That was the New York Times headline from June 13, 1993 - 15 years ago. This is what we were reading then...
"Fighting between Croatian militiamen and units of the mostly Muslim army of the Bosnian Government resumed today near the central Bosnian town of Novi Travnik. The fighting came a day after the Bosnian Serbs' military spokesman, Milovan Milutinovic, said that the Serbs would release 900 Croatian militiamen who had surrendered to them last week after being driven from the nearby town of Travnik by the mainly Muslim Bosnian Army forces.
The Serbian spokesman said the Croats would be released with their weapons in exchange for about 1,000 Serbs held by Croats in Livno and Tomislavgrad.
The Bosnian Serbs, who have overrun 70 percent of Bosnia's territory since they started the war here 14 months ago, continued a fierce offensive today against the eastern town of Gorazde, Sarajevo radio reports said. About 60,000 people are trapped in Gorazde, which the United Nations has declared to be a "safe area" along with five other towns but has been unable to protect.

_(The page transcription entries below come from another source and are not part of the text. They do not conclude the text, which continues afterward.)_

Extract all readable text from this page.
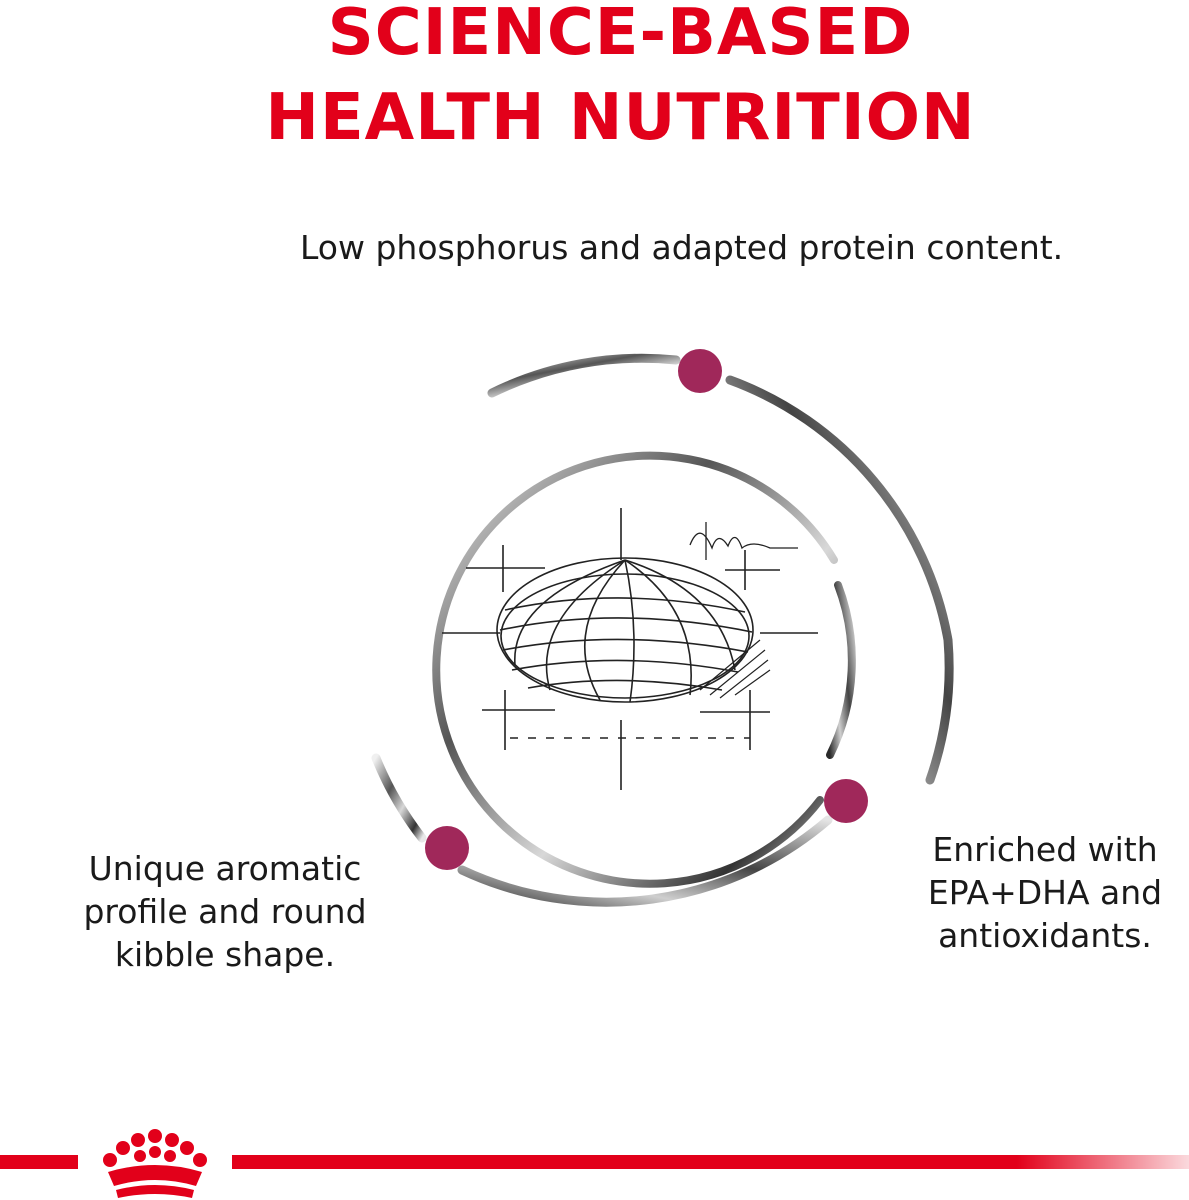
SCIENCE-BASED
HEALTH NUTRITION
Low phosphorus and adapted protein content.
Unique aromatic profile and round kibble shape.
Enriched with EPA+DHA and antioxidants.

The radio reports from the Bosnian capital said that about 420 people have lost their lives in the two-week Serbian offensive against Gorazde, the last Muslim enclave in eastern Bosnia that the Serbs have not overrun or neutralized, the radio reports said. 57 Killed in Gorazde"

The pre-war Travnik was about ethnically mixed - Croats, Bosnian Muslims, and Serbs were pretty evenly represented. The ethnic cleansing and war changed all that.